The people at the Dojo felt like family. The brown belt practice with Mr. Ohshima seemed to fly by quickly. Thanks to Cal, who suggested writing an article about the practice, I wrote down my notes afterward. Mr. Ohshima reminded us about attitude towards our seniors, especially for older brown belts with younger seniors. The reason we practice “not regretting on our life at an older age” is something to think about. We received a heads-up about the changing the attitude around 12th and 20th Special Trainings. Practicing kata every day is a good thing and helps you feel better. Mr. Ohshima mentioned his friend who did 30,000 Bassai before he understood it.
We practiced maegeri: knee just about the toes and move with hips and quick knee motion.

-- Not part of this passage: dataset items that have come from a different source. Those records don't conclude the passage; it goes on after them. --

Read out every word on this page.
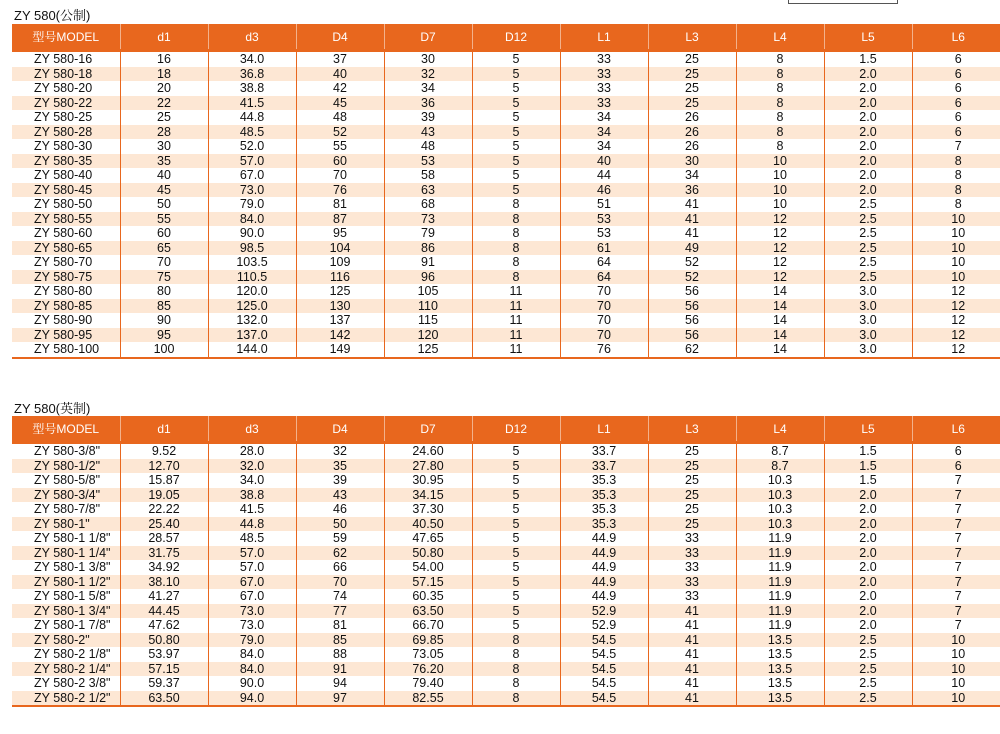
ZY 580(公制)
型号MODEL	d1	d3	D4	D7	D12	L1	L3	L4	L5	L6
ZY 580-16	16	34.0	37	30	5	33	25	8	1.5	6
ZY 580-18	18	36.8	40	32	5	33	25	8	2.0	6
ZY 580-20	20	38.8	42	34	5	33	25	8	2.0	6
ZY 580-22	22	41.5	45	36	5	33	25	8	2.0	6
ZY 580-25	25	44.8	48	39	5	34	26	8	2.0	6
ZY 580-28	28	48.5	52	43	5	34	26	8	2.0	6
ZY 580-30	30	52.0	55	48	5	34	26	8	2.0	7
ZY 580-35	35	57.0	60	53	5	40	30	10	2.0	8
ZY 580-40	40	67.0	70	58	5	44	34	10	2.0	8
ZY 580-45	45	73.0	76	63	5	46	36	10	2.0	8
ZY 580-50	50	79.0	81	68	8	51	41	10	2.5	8
ZY 580-55	55	84.0	87	73	8	53	41	12	2.5	10
ZY 580-60	60	90.0	95	79	8	53	41	12	2.5	10
ZY 580-65	65	98.5	104	86	8	61	49	12	2.5	10
ZY 580-70	70	103.5	109	91	8	64	52	12	2.5	10
ZY 580-75	75	110.5	116	96	8	64	52	12	2.5	10
ZY 580-80	80	120.0	125	105	11	70	56	14	3.0	12
ZY 580-85	85	125.0	130	110	11	70	56	14	3.0	12
ZY 580-90	90	132.0	137	115	11	70	56	14	3.0	12
ZY 580-95	95	137.0	142	120	11	70	56	14	3.0	12
ZY 580-100	100	144.0	149	125	11	76	62	14	3.0	12
ZY 580(英制)
型号MODEL	d1	d3	D4	D7	D12	L1	L3	L4	L5	L6
ZY 580-3/8"	9.52	28.0	32	24.60	5	33.7	25	8.7	1.5	6
ZY 580-1/2"	12.70	32.0	35	27.80	5	33.7	25	8.7	1.5	6
ZY 580-5/8"	15.87	34.0	39	30.95	5	35.3	25	10.3	1.5	7
ZY 580-3/4"	19.05	38.8	43	34.15	5	35.3	25	10.3	2.0	7
ZY 580-7/8"	22.22	41.5	46	37.30	5	35.3	25	10.3	2.0	7
ZY 580-1"	25.40	44.8	50	40.50	5	35.3	25	10.3	2.0	7
ZY 580-1 1/8"	28.57	48.5	59	47.65	5	44.9	33	11.9	2.0	7
ZY 580-1 1/4"	31.75	57.0	62	50.80	5	44.9	33	11.9	2.0	7
ZY 580-1 3/8"	34.92	57.0	66	54.00	5	44.9	33	11.9	2.0	7
ZY 580-1 1/2"	38.10	67.0	70	57.15	5	44.9	33	11.9	2.0	7
ZY 580-1 5/8"	41.27	67.0	74	60.35	5	44.9	33	11.9	2.0	7
ZY 580-1 3/4"	44.45	73.0	77	63.50	5	52.9	41	11.9	2.0	7
ZY 580-1 7/8"	47.62	73.0	81	66.70	5	52.9	41	11.9	2.0	7
ZY 580-2"	50.80	79.0	85	69.85	8	54.5	41	13.5	2.5	10
ZY 580-2 1/8"	53.97	84.0	88	73.05	8	54.5	41	13.5	2.5	10
ZY 580-2 1/4"	57.15	84.0	91	76.20	8	54.5	41	13.5	2.5	10
ZY 580-2 3/8"	59.37	90.0	94	79.40	8	54.5	41	13.5	2.5	10
ZY 580-2 1/2"	63.50	94.0	97	82.55	8	54.5	41	13.5	2.5	10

This sounds simple, but how many have we already done just to understand such simple advice. Oizuki is very important in Shotokan practice (“it is the Shotokan technique”) and how the foot positions transfer from oizuki to gyakuzuki. We practiced supporting hand (two to three points are stronger than one). Practicing with supporting hand reveals the basis for the right feeling.
I was corrected two times during Bassai (“synchronize the hand movement on the first move”). Of course the “elbow should be in” during the middle block, not at the side. I am glad we could ask questions. I finally settled the “pulling hand during tetsui block in Bassai” question. Fellow brown belts had many good questions…how to breathe when taking a punch…“letting it slide”…how is the weight distributed in the back stance?…you can’t be swept and can’t be pushed…the 3rd-4th kokutsu-dachi is one count in Bassai.
Born in Europe I realize what it means to have multiple homes. We usually go back home to be reminded where we came from. After the weekend at the Shotokan Ohshima Dojo I feel like I have another home to go back to. Thanks to Mr. Ohshima for that.